The second wrong way to look at the Reformation is to see it as a movement of the German people. There is certainly a German element to the Reformation, and your Reformation celebrations may have included a German style meal, or an Oktoberfest complete with polka music. Maybe you even made a pilgrimage to Germany this past year to tour the sites of the Reformation. But the Reformation isn’t about uniting Germans. As the first reading for the Festival of the Reformation says, its message is for “every nation and tribe and language and people” (Rev. 14:6).
The third wrong way to look at the Reformation is to see it as a moment in the progress of human history. This view of the Reformation sees it as the emergence of new, more enlightened way of thinking. It was a historical moment of casting off the shackles of old superstitions and breaking free from the authority of the institutional church, which squelched free thinking. But if the Reformation is just a moment in the progress of human history, that means that it only sets the stage for additional progress and it’s no longer relevant for us except as a part of history.
So what is the right way to look at the Reformation? At its heart, the Reformation was a rediscovery of the Gospel. It’s about Jesus, not Luther. Jesus is the real hero in this story, but not in the traditional sense. He suffered and died and rose and ascended so that sinners would be forgiven. The Gospel is the eternal message that is for the German people and for every nation and tribe and language and people, uniting them together into the one body of Christ.
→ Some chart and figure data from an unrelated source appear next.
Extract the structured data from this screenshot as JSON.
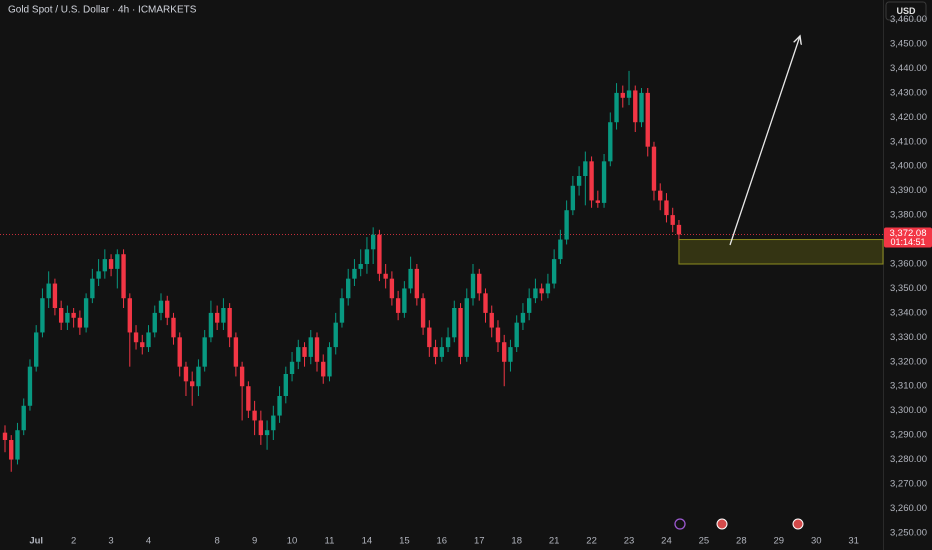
{
  "chart_data": {
    "type": "candlestick",
    "title": "Gold Spot / U.S. Dollar · 4h · ICMARKETS",
    "currency": "USD",
    "up_color": "#089981",
    "down_color": "#f23645",
    "x": [
      0,
      1,
      2,
      3,
      4,
      5,
      6,
      7,
      8,
      9,
      10,
      11,
      12,
      13,
      14,
      15,
      16,
      17,
      18,
      19,
      20,
      21,
      22,
      23,
      24,
      25,
      26,
      27,
      28,
      29,
      30,
      31,
      32,
      33,
      34,
      35,
      36,
      37,
      38,
      39,
      40,
      41,
      42,
      43,
      44,
      45,
      46,
      47,
      48,
      49,
      50,
      51,
      52,
      53,
      54,
      55,
      56,
      57,
      58,
      59,
      60,
      61,
      62,
      63,
      64,
      65,
      66,
      67,
      68,
      69,
      70,
      71,
      72,
      73,
      74,
      75,
      76,
      77,
      78,
      79,
      80,
      81,
      82,
      83,
      84,
      85,
      86,
      87,
      88,
      89,
      90,
      91,
      92,
      93,
      94,
      95,
      96,
      97,
      98,
      99,
      100,
      101,
      102,
      103,
      104,
      105,
      106,
      107,
      108
    ],
    "open": [
      3291,
      3288,
      3280,
      3292,
      3302,
      3318,
      3332,
      3346,
      3352,
      3342,
      3336,
      3340,
      3338,
      3334,
      3346,
      3354,
      3357,
      3362,
      3358,
      3364,
      3346,
      3332,
      3328,
      3326,
      3332,
      3340,
      3345,
      3338,
      3330,
      3318,
      3312,
      3310,
      3318,
      3330,
      3340,
      3336,
      3342,
      3330,
      3318,
      3310,
      3300,
      3296,
      3290,
      3292,
      3298,
      3306,
      3315,
      3320,
      3326,
      3322,
      3330,
      3320,
      3314,
      3326,
      3336,
      3346,
      3354,
      3358,
      3360,
      3366,
      3372,
      3356,
      3354,
      3346,
      3340,
      3350,
      3358,
      3346,
      3334,
      3326,
      3322,
      3326,
      3330,
      3342,
      3322,
      3346,
      3356,
      3348,
      3340,
      3334,
      3328,
      3320,
      3326,
      3336,
      3340,
      3346,
      3350,
      3348,
      3352,
      3362,
      3370,
      3382,
      3392,
      3396,
      3402,
      3386,
      3385,
      3402,
      3418,
      3430,
      3428,
      3431,
      3418,
      3430,
      3408,
      3390,
      3386,
      3380,
      3376
    ],
    "high": [
      3294,
      3290,
      3295,
      3305,
      3321,
      3335,
      3350,
      3357,
      3354,
      3345,
      3343,
      3342,
      3341,
      3348,
      3358,
      3362,
      3366,
      3364,
      3366,
      3366,
      3348,
      3335,
      3331,
      3335,
      3343,
      3348,
      3347,
      3340,
      3332,
      3320,
      3316,
      3321,
      3333,
      3345,
      3343,
      3346,
      3344,
      3332,
      3320,
      3312,
      3304,
      3300,
      3296,
      3302,
      3310,
      3318,
      3324,
      3329,
      3328,
      3333,
      3332,
      3323,
      3328,
      3340,
      3350,
      3358,
      3362,
      3366,
      3371,
      3375,
      3374,
      3360,
      3357,
      3349,
      3353,
      3363,
      3360,
      3348,
      3337,
      3329,
      3330,
      3334,
      3345,
      3344,
      3350,
      3360,
      3358,
      3350,
      3343,
      3337,
      3331,
      3329,
      3339,
      3344,
      3350,
      3354,
      3352,
      3356,
      3366,
      3374,
      3386,
      3396,
      3400,
      3406,
      3404,
      3390,
      3405,
      3422,
      3434,
      3433,
      3439,
      3433,
      3432,
      3432,
      3410,
      3393,
      3389,
      3383,
      3378
    ],
    "low": [
      3283,
      3275,
      3278,
      3290,
      3300,
      3316,
      3330,
      3342,
      3339,
      3333,
      3333,
      3334,
      3331,
      3332,
      3344,
      3351,
      3354,
      3355,
      3350,
      3342,
      3318,
      3325,
      3323,
      3324,
      3330,
      3337,
      3335,
      3327,
      3314,
      3306,
      3302,
      3306,
      3316,
      3328,
      3333,
      3333,
      3326,
      3314,
      3296,
      3297,
      3290,
      3286,
      3284,
      3288,
      3295,
      3303,
      3312,
      3317,
      3318,
      3319,
      3316,
      3311,
      3312,
      3323,
      3334,
      3343,
      3351,
      3355,
      3356,
      3360,
      3353,
      3350,
      3343,
      3337,
      3338,
      3348,
      3343,
      3331,
      3322,
      3319,
      3320,
      3324,
      3328,
      3319,
      3320,
      3343,
      3345,
      3336,
      3330,
      3324,
      3310,
      3316,
      3324,
      3333,
      3337,
      3344,
      3345,
      3346,
      3350,
      3360,
      3368,
      3380,
      3388,
      3384,
      3383,
      3383,
      3383,
      3400,
      3415,
      3424,
      3425,
      3414,
      3416,
      3404,
      3386,
      3382,
      3377,
      3373,
      3370
    ],
    "close": [
      3288,
      3280,
      3292,
      3302,
      3318,
      3332,
      3346,
      3352,
      3342,
      3336,
      3340,
      3338,
      3334,
      3346,
      3354,
      3357,
      3362,
      3358,
      3364,
      3346,
      3332,
      3328,
      3326,
      3332,
      3340,
      3345,
      3338,
      3330,
      3318,
      3312,
      3310,
      3318,
      3330,
      3340,
      3336,
      3342,
      3330,
      3318,
      3310,
      3300,
      3296,
      3290,
      3292,
      3298,
      3306,
      3315,
      3320,
      3326,
      3322,
      3330,
      3320,
      3314,
      3326,
      3336,
      3346,
      3354,
      3358,
      3360,
      3366,
      3372,
      3356,
      3354,
      3346,
      3340,
      3350,
      3358,
      3346,
      3334,
      3326,
      3322,
      3326,
      3330,
      3342,
      3322,
      3346,
      3356,
      3348,
      3340,
      3334,
      3328,
      3320,
      3326,
      3336,
      3340,
      3346,
      3350,
      3348,
      3352,
      3362,
      3370,
      3382,
      3392,
      3396,
      3402,
      3386,
      3385,
      3402,
      3418,
      3430,
      3428,
      3431,
      3418,
      3430,
      3408,
      3390,
      3386,
      3380,
      3376,
      3372.08
    ],
    "last_price": {
      "value": 3372.08,
      "label": "3,372.08"
    },
    "countdown": "01:14:51",
    "zone": [
      3360,
      3370
    ],
    "xlim": [
      -0.8,
      140.7
    ],
    "xticks": [
      {
        "value": 5,
        "label": "Jul"
      },
      {
        "value": 11,
        "label": "2"
      },
      {
        "value": 17,
        "label": "3"
      },
      {
        "value": 23,
        "label": "4"
      },
      {
        "value": 34,
        "label": "8"
      },
      {
        "value": 40,
        "label": "9"
      },
      {
        "value": 46,
        "label": "10"
      },
      {
        "value": 52,
        "label": "11"
      },
      {
        "value": 58,
        "label": "14"
      },
      {
        "value": 64,
        "label": "15"
      },
      {
        "value": 70,
        "label": "16"
      },
      {
        "value": 76,
        "label": "17"
      },
      {
        "value": 82,
        "label": "18"
      },
      {
        "value": 88,
        "label": "21"
      },
      {
        "value": 94,
        "label": "22"
      },
      {
        "value": 100,
        "label": "23"
      },
      {
        "value": 106,
        "label": "24"
      },
      {
        "value": 112,
        "label": "25"
      },
      {
        "value": 118,
        "label": "28"
      },
      {
        "value": 124,
        "label": "29"
      },
      {
        "value": 130,
        "label": "30"
      },
      {
        "value": 136,
        "label": "31"
      }
    ],
    "ylim": [
      3243,
      3468
    ],
    "yticks": [
      {
        "value": 3250,
        "label": "3,250.00"
      },
      {
        "value": 3260,
        "label": "3,260.00"
      },
      {
        "value": 3270,
        "label": "3,270.00"
      },
      {
        "value": 3280,
        "label": "3,280.00"
      },
      {
        "value": 3290,
        "label": "3,290.00"
      },
      {
        "value": 3300,
        "label": "3,300.00"
      },
      {
        "value": 3310,
        "label": "3,310.00"
      },
      {
        "value": 3320,
        "label": "3,320.00"
      },
      {
        "value": 3330,
        "label": "3,330.00"
      },
      {
        "value": 3340,
        "label": "3,340.00"
      },
      {
        "value": 3350,
        "label": "3,350.00"
      },
      {
        "value": 3360,
        "label": "3,360.00"
      },
      {
        "value": 3380,
        "label": "3,380.00"
      },
      {
        "value": 3390,
        "label": "3,390.00"
      },
      {
        "value": 3400,
        "label": "3,400.00"
      },
      {
        "value": 3410,
        "label": "3,410.00"
      },
      {
        "value": 3420,
        "label": "3,420.00"
      },
      {
        "value": 3430,
        "label": "3,430.00"
      },
      {
        "value": 3440,
        "label": "3,440.00"
      },
      {
        "value": 3450,
        "label": "3,450.00"
      },
      {
        "value": 3460,
        "label": "3,460.00"
      }
    ],
    "grid": false
  }
}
The rediscovery of the Gospel was a moment in history, but a that moment reaches back to Abraham and the patriarchs, and now down to us. “For we hold that one is justified by faith apart from works of the law” (Rom. 3:28).
As we begin the 501st year of the Reformation, and the celebrations have all gone quiet, let us rediscover again and again the message that our righteousness is revealed in Christ, and that we are justified by faith, apart from works of the law. That’s what the Reformation is all about.